Importa, pois, concluir que não se verifica o impedimento a que alude o art. 8.º, n.º 1, al. a) da Lei n.º 144/99, pelo que o recurso improcede nesta parte.
7 - Não punibilidade pela lei angolana
A última questão suscitada pelo recorrente consiste na não punibilidade do crime de branqueamento pela lei angolana, incorrendo o despacho recorrido na violação do art. 90.º, n.º 1 da Lei 144/99.
O recorrente alega que o crime de branqueamento foi introduzido na legislação Angolana pela Lei n.º 34/2011 de 12/12, que entrou em vigor no dia da respetiva publicação, ou seja, em 12/12/2011. Todos os factos objeto do presente inquérito são anteriores a essa data, pelo que não constituem crime à luz da legislação Angolana, pois não eram puníveis como tal à data da sua figurada prática.
Caso se julgue admissível a delegação de processos em entidade estrangeira independentemente de o facto objeto do processo-crime em questão ser também punível, em concreto, à luz do ordenamento jurídico do Estado delegatário, tal entendimento será inconstitucional por infração do princípio do nulla poena sine lege, previsto no artigo 29.º n.º 1 da CRP.
Cumpre apreciar.
De acordo com o disposto no art. 90.º, n.º 1 da lei n.º 144/99, «a delegação da instauração de procedimento penal ou a sua continuação num Estado estrangeiro dependem da verificação das condições gerais previstas no presente diploma e ainda das seguintes condições especiais:
a) Que o facto integre crime segundo a legislação portuguesa e segundo a legislação daquele Estado».

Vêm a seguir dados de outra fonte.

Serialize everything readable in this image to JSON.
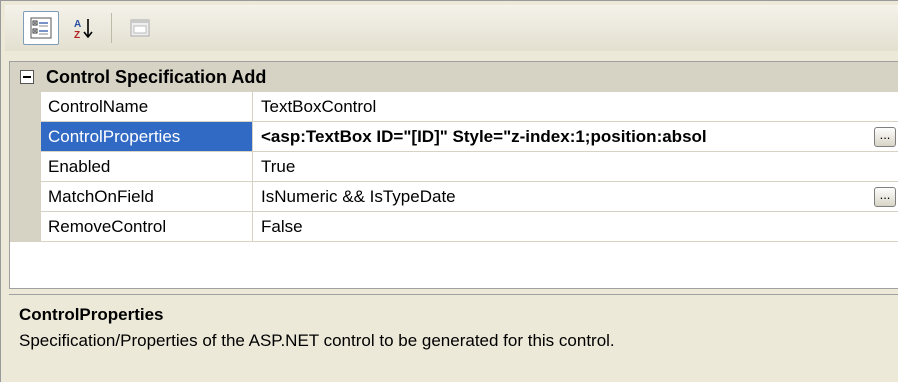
{
  "toolbar": {
    "buttons": [
      {
        "icon": "categorized-icon",
        "active": true
      },
      {
        "icon": "alphabetical-sort-icon",
        "active": false
      },
      {
        "icon": "property-pages-icon",
        "active": false
      }
    ]
  },
  "category": {
    "label": "Control Specification Add",
    "expanded": true
  },
  "properties": [
    {
      "name": "ControlName",
      "value": "TextBoxControl",
      "selected": false,
      "has_ellipsis": false
    },
    {
      "name": "ControlProperties",
      "value": "<asp:TextBox ID=\"[ID]\" Style=\"z-index:1;position:absol",
      "selected": true,
      "has_ellipsis": true
    },
    {
      "name": "Enabled",
      "value": "True",
      "selected": false,
      "has_ellipsis": false
    },
    {
      "name": "MatchOnField",
      "value": "IsNumeric && IsTypeDate",
      "selected": false,
      "has_ellipsis": true
    },
    {
      "name": "RemoveControl",
      "value": "False",
      "selected": false,
      "has_ellipsis": false
    }
  ],
  "ellipsis_label": "...",
  "description": {
    "title": "ControlProperties",
    "text": "Specification/Properties of the ASP.NET control to be generated for this control."
  },
  "colors": {
    "selection": "#316ac5",
    "gutter": "#d6d3c4",
    "panel": "#ece9d8"
  }
}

No caso dos autos, o Ministério Público requer a delegação do inquérito, no qual investiga factos que podem integrar a prática do crime de branqueamento, previsto no art. 368.º-A do Código Penal português.
A tipificação da conduta correspondente foi introduzida no ordenamento jurídico angolano pelo art. 60.º da Lei n.º 34/2011 de 12/12, que entrou em vigor no dia da respetiva publicação, ou seja, em 12/12/2011. Atualmente, está prevista no art. 82.º da Lei n.º 5/2020 de 27/01.
Sucede que, contrariamente ao alegado pelo recorrente (que aliás apenas adianta uma suposição), a totalidade das condutas objeto de investigação não é anterior a 12/12/2011, pelo que, a partir dessa data, se verifica a identidade de incriminação pela lei portuguesa e angolana.
Por outro lado, uma vez que o processo é transferido no estado em que se encontra, a circunstância de alguns factos objeto do inquérito serem anteriores a 12/12/2011 não impede a delegação do procedimento em si, sem prejuízo das consequências a retirar da aplicação da lei no tempo em sede de decisão final do inquérito.
Esta interpretação não colide com o art. 29.º, n.º 1 da CRP, não implicando qualquer aplicação retroativa concreta da lei que define o tipo legal de crime.
Assim, e em suma, o recurso de AA improcede na íntegra.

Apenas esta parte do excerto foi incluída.